The people are mainly concentrated around the Indus River and its tributaries, which provide about two-thirds of the irrigation and residential-use water. 

Another issue is deforestation. Fatima Khalid et al.’s paper “Deforestation Dynamics in Pakistan: A Critical Review” (2020), states “At the time of independence, Pakistan had 7% green cover but after Bangladesh’s separation in 1971, it was reduced to less than 5%. The forest cover (percentage of land cover) calculated by the World Bank in Pakistan was 1.91 as of 2015”.

The Arrival of Islam

Caliph Umar’s (‘alayhi rahmat; r.634-4) armies reached India when they defeated the Sassanid Empire and began launching expeditions eastward. Under Caliph Mu’awiya (r.661-80), Makran, located in present-day southwestern Pakistan, was subdued and fortified with a garrison. Sometime later, Muslims conquered and integrated Qusdar, Qandabil and al-Qiqan into the Umayyad Empire.

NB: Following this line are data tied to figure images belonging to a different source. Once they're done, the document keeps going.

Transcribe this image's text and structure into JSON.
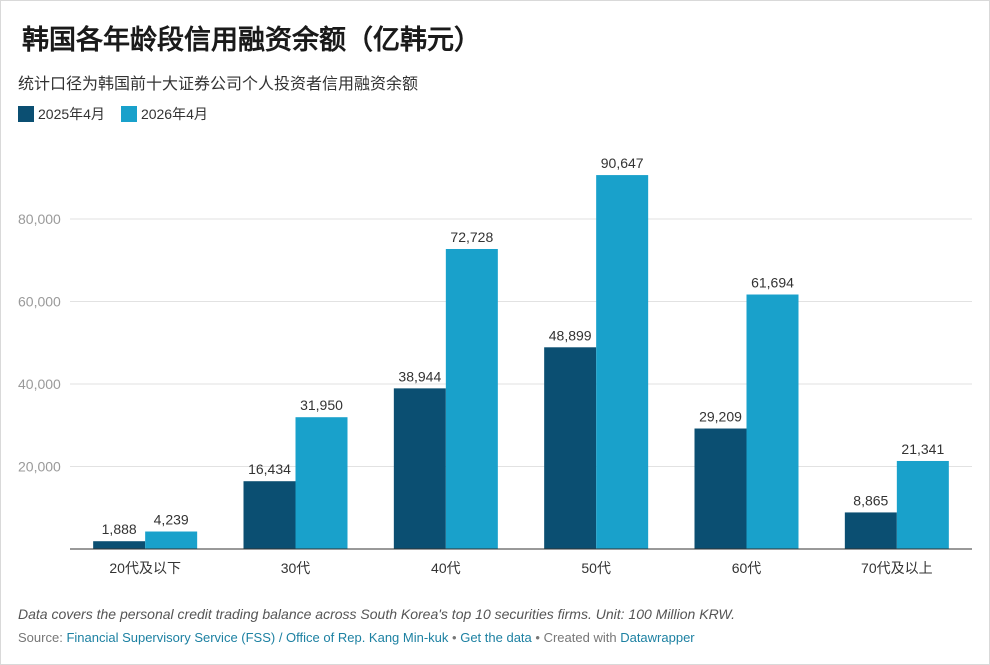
{
  "title": "韩国各年龄段信用融资余额（亿韩元）",
  "subtitle": "统计口径为韩国前十大证券公司个人投资者信用融资余额",
  "colors": {
    "series_2025": "#0b4f72",
    "series_2026": "#19a1cb"
  },
  "chart_data": {
    "type": "bar",
    "categories": [
      "20代及以下",
      "30代",
      "40代",
      "50代",
      "60代",
      "70代及以上"
    ],
    "series": [
      {
        "name": "2025年4月",
        "values": [
          1888,
          16434,
          38944,
          48899,
          29209,
          8865
        ]
      },
      {
        "name": "2026年4月",
        "values": [
          4239,
          31950,
          72728,
          90647,
          61694,
          21341
        ]
      }
    ],
    "yticks": [
      20000,
      40000,
      60000,
      80000
    ],
    "ylim": [
      0,
      100000
    ],
    "grid": true,
    "legend": "top-left"
  },
  "notes": "Data covers the personal credit trading balance across South Korea's top 10 securities firms. Unit: 100 Million KRW.",
  "source": {
    "label": "Source:",
    "link": "Financial Supervisory Service (FSS) / Office of Rep. Kang Min-kuk",
    "sep1": "•",
    "get_data": "Get the data",
    "sep2": "•",
    "created": "Created with",
    "tool": "Datawrapper"
  }
}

Islam arrived in the heartland of contemporary Pakistan at the beginning of the eighth century, when General Mohammed Bin Qasim led a mission to punish Raja Dahir for not complying with the demand of Hajjaj Bin Yousuf, the Umayyad governor of Iraq and the East, to punish the pirates who had abducted Muslim women. These pirates, known as both the Meds and the Bawarij, were a Scythian tribe who used their distinctive Barja pirate warships to pursue their livelihood. They lived in Sindh under the raja’s rule. 

Mohammed Bin Qasim quickly overran the raja’s kingdom, annexed all areas up to and including Multan, and annexed the new province to the empire. It was administered by Umayyad and, later on, Abbasid governors. Turkish mercenaries (still non-Muslims) employed by Kashmir’s king prevented them from going any further. When the Abbasids became weak, the Arab Habbari dynasty ruled Sindh from 854 to 1024 and the Ismaili Shia, pledged to the Fatimids of Egypt, ruled Multan.

World history was forever changed when the Turks started converting in the ninth century. This fearless martial race would batter down everything in its path to bring the message of Islam into India all the way from the Himalayas to its southern tip. This drive started with Sultan Mahmud Ghazni (d.1030), a Persianized Turk who stamped out Fatimid influence in Multan and conquered large swathes of contemporary Punjab and Afghanistan. Sultan Muhammad Ghori (d.1206), another Persianized Turk, soon conquered all of northern India. Subsequent Turkic sultans swiftly overpowered the entire Subcontinent and are credited with laying the foundation of Muslim rule there.

Present-day Pakistan, ruled by Muslims for 1,000 years, became a British colony. The Muslims bravely resisted the British and, in the first war of independence (1857), joined with fellow Hindus to militarily defeat and expel them. In 1947 London partitioned the Subcontinent into independent India and Pakistan. Pakistan, comprising the Muslim-majority areas, lost its eastern wing — separated by 1,000+ miles of Indian territory — following India’s 1971 invasion and proclamation of Bangladesh.

Today, the Pakistani Americans are busy providing a stable Islamic footing and sound education to their children so that tomorrow’s torchbearers are better and well-equipped for the future.


Misbahuddin Mirza, M.S., P.E., a licensed professional engineer, registered in the States of New York and New Jersey, served as the regional quality control Engineer for the New York State Department of Transportation’s New York City Region. He is the author of the iBook Illustrated “Muslim Travel Guide to Jerusalem.” He has written for major U.S. and Indian publications.